Это могла быть «Валькирия». Поплавский знал, что это многоцелевой самолет с дальностью около семи тысяч километров и с потолком в двадцать две — двадцать семь тысяч метров, при скорости около двух с половиной «М». У Поплавского, который отлично представлял, что это значит для него, залегло на самом дне души беспокойство.
По данным станций можно было судить, что цель идет с подобной скоростью. Машина шла с юга, пересекая океан, И если мысленно продолжить линию ее полета, то эта линия пройдет точно над ним, Поплавский, может быть, как раз над КП, где он сейчас находился.
Поплавский помнил фотографию «Валькирии»: длинное иглоносое тело на слабеньком, на первый взгляд, шасси, с тяжелым громоздким хвостом и крошечной кабиной для пилотов. От этого «Валькирия» производила впечатление хищной птицы.
Пока она была еще далеко — там, где Поплавский не отвечал за нее и не обязан был испытывать тревогу. Но он тревожился. Когда он посылал Курашева на перехват, когда потом Курашев, загнав в воду нарушителя границы, тянул к берегу и когда затем они с Рыбочкиным катапультировались и их искали и не знали, останется ли кто-нибудь из них живой, Поплавский мучился и горевал, тревожился. Но даже та тревога не походила на эту, что теперь нарастала в нем.
— Дежурным средствам готовность, — негромко приказал он.
— Готовность уже объявлена, товарищ полковник, — ответил офицер. — Пара высотных готова.

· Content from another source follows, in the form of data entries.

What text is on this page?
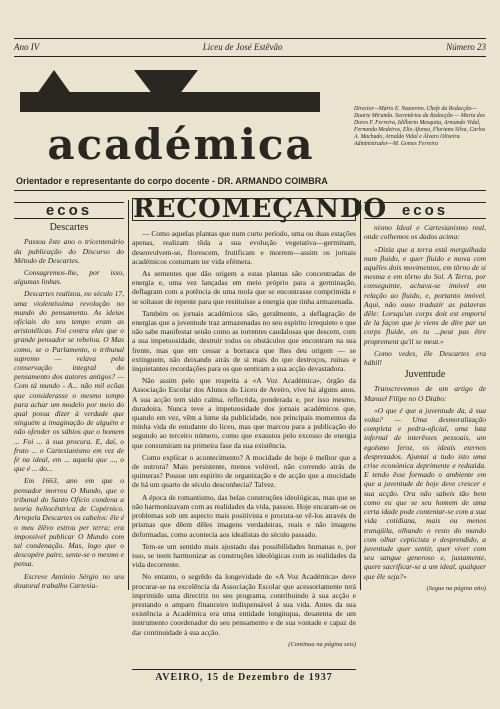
Ano IV	Liceu de José Estêvão	Número 23
académica
Director—Mário E. Nazareno. Chefe da Redacção—Duarte Miranda. Secretários da Redacção — Maria dos Dores F. Ferreira, Idilberto Mesquita, Armando Vidal, Fernanda Medeiros, Elio Afonso, Floriano Silva, Carlos A. Machado, Arnaldo Vidal e Álvaro Oliveira. Administrador—M. Gomes Ferreira
Orientador e representante do corpo docente - DR. ARMANDO COIMBRA
ecos
Descartes

Passou êste ano o tricentenário da publicação do Discurso do Método de Descartes.

Consagremos-lhe, por isso, algumas linhas.

Descartes realizou, no século 17, uma violentíssima revolução no mundo do pensamento. As ideias oficiais do seu tempo eram as aristotélicas. Foi contra elas que o grande pensador se rebelou. O Mas como, se o Parlamento, o tribunal supremo — velava pela conservação integral do pensamento dos autores antigos? —Com tá mundo - A... não mil ecôas que considerasse o mesmo tempo para achar um modelo por meio do qual possa dizer à verdade que ninguém a imaginação de alguém e não ofender os sábios que o homem ... Foi ... à sua procura. E, daí, o fruto ... o Cartesianismo em vez de fé na ideal, em ... aquela que ..., o que é ... do...

Em 1663, ano em que o pensador morreu O Mundo, que o tribunal do Santo Ofício condena a teoria heliocêntrica de Copérnico. Arrepela Descartes os cabelos: êle é o meu êlêvo estrou per terra; era impossível publicar O Mundo com tal condenação. Mas, logo que o descopére paire, sente-se o mesmo e pensa.

Escreve António Sérgio no seu doutoral trabalho Cartesia-

RECOMEÇANDO

— Como aquelas plantas que num curto período, uma ou duas estações apenas, realizam tôda a sua evolução vegetativa—germinam, desenvolvem-se, florescem, frutificam e morrem—assim os jornais académicos costumam ter vida efémera.

As sementes que dão origem a estas plantas são concentradas de energia e, uma vez lançadas em meio próprio para a germinação, deflagram com a potência de uma mola que se encontrasse comprimida e se soltasse de repente para que restituísse a energia que tinha armazenada.

Também os jornais académicos são, geralmente, a deflagração de energias que a juventude traz armazenadas no seu espírito irrequieto e que não sabe manifestar senão como as torrentes caudalosas que descem, com a sua impetuosidade, destruir todos os obstáculos que encontram na sua frente, mas que em cessar a borrasca que lhes deu origem — se extinguem, não deixando atrás de si mais do que destroços, ruínas e inquietantes recordações para os que sentiram a sua acção devastadora.

Não assim pelo que respeita a «A Voz Académica», órgão da Associação Escolar dos Alunos do Liceu de Aveiro, vive há alguns anos. A sua acção tem sido calma, reflectida, ponderada e, por isso mesmo, duradoira. Nunca teve a impetuosidade dos jornais académicos que, quando em vez, vêm a lume da publicidade, nos principais momentos da minha vida de estudante do liceu, mas que marcou para a publicação do segundo ao terceiro número, como que exaustos pelo excesso de energia que consumiram na primeira fase da sua existência.

Como explicar o acontecimento? A mocidade de hoje é melhor que a de outrora? Mais persistente, menos volúvel, não correndo atrás de quimeras? Possue um espírito de organização e de acção que a mocidade de há um quarto de século desconhecia? Talvez.

A época de romantismo, das belas construções ideológicas, mas que se não harmonizavam com as realidades da vida, passou. Hoje encaram-se os problemas sob um aspecto mais positivista e procura-se vê-los através de prismas que dêem dêles imagens verdadeiras, reais e não imagens deformadas, como acontecia aos idealistas do século passado.

Tem-se um sentido mais ajustado das possibilidades humanas e, por isso, se teem harmonizar as construções ideológicas com as realidades da vida decorrente.

No entanto, o segrêdo da longevidade de «A Voz Académica» deve procurar-se na excelência da Associação Escolar que acessoriamente terá imprimido uma directriz no seu programa, contribuindo à sua acção e prestando o amparo financeiro indispensável à sua vida. Antes da sua existência a Académica era uma entidade longínqua, desatenta de um instrumento coordenador do seu pensamento e de sua vontade e capaz de dar continuidade à sua acção.

(Continua na página seis)
ecos

nismo Ideal e Cartesianismo real, onde colhemos os dados acima:

«Dizia que a terra está mergulhada num fluido, e quer fluido e mova com aquêles dois movimentos, em tôrno de si mesma e em tôrno do Sol. A Terra, por conseguinte, achava-se imóvel em relação ao fluido, e, portanto imóvel. Aqui, não ouso traduzir as palavras dêle: Lorsqu'un corps doit est emporté de la façon que je viens de dire par un corps fluide, en tu ...peut pas être proprement qu'il se meut.»

Como vedes, êle Descartes era hábil!

Juventude

Transcrevemos de um artigo de Manuel Filipe no O Diabo:

«O que é que a juventude da, á sua volta? — Uma desmoralização completa e pedra-oficial, uma luta infernal de interêsses pessoais, um egoísmo feroz, os ideais eternos desprezados. Ajuntai a tudo isto uma crise económica deprimente e reduzida. E tendo êsse formado o ambiente em que a juventude de hoje deve crescer e sua acção. Ora não sabeis tão bem como eu que se seu homem de uma certa idade pode contentar-se com a sua vida cotidiana, mais ou menos tranqüila, olhando o resto do mundo com olhar cepticista e desprendido, a juventude quer sentir, quer viver com seu sangue generoso e, justamente, quere sacrificar-se a um ideal, qualquer que êle seja?»

(Segue na página oito)
AVEIRO, 15 de Dezembro de 1937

По круглому, как иллюминатор, индикатору кругового обзора бежал острый луч развертки, поджигая холодным зеленоватым огнем облака где-то над океаном, и от этого казалось, что перед глазами действительно ночь, а не стекло, — ночь с прожектором, который настороженно шарит по небу.
Было так тихо, что казалось: шуршат не лампы, не электроника приборов, а этот пульсирующий луч.
Внизу у самого края индикатора высветило микроскопическую точку цели. На КП все заговорили, задвигались, размеренно зазвучали голоса офицеров и солдат, выговаривающих цифры целеуказания.
«Валькирия» подходила к зоне. И что-то необычное появилось в поведении людей, их голоса стали резче, напряженнее. Все поняли, с какой серьезной машиной они имеют дело. Словно волнение и тревога Поплавского передались им.
Прошла минута, потянулась вторая. Ни на градус не отклоняясь от прежнего направления, не меняя режима полета, чужая машина резала черное небо стратосферы по прямой. И Поплавский представил ее себе там, на высоте, так, точно летел следом.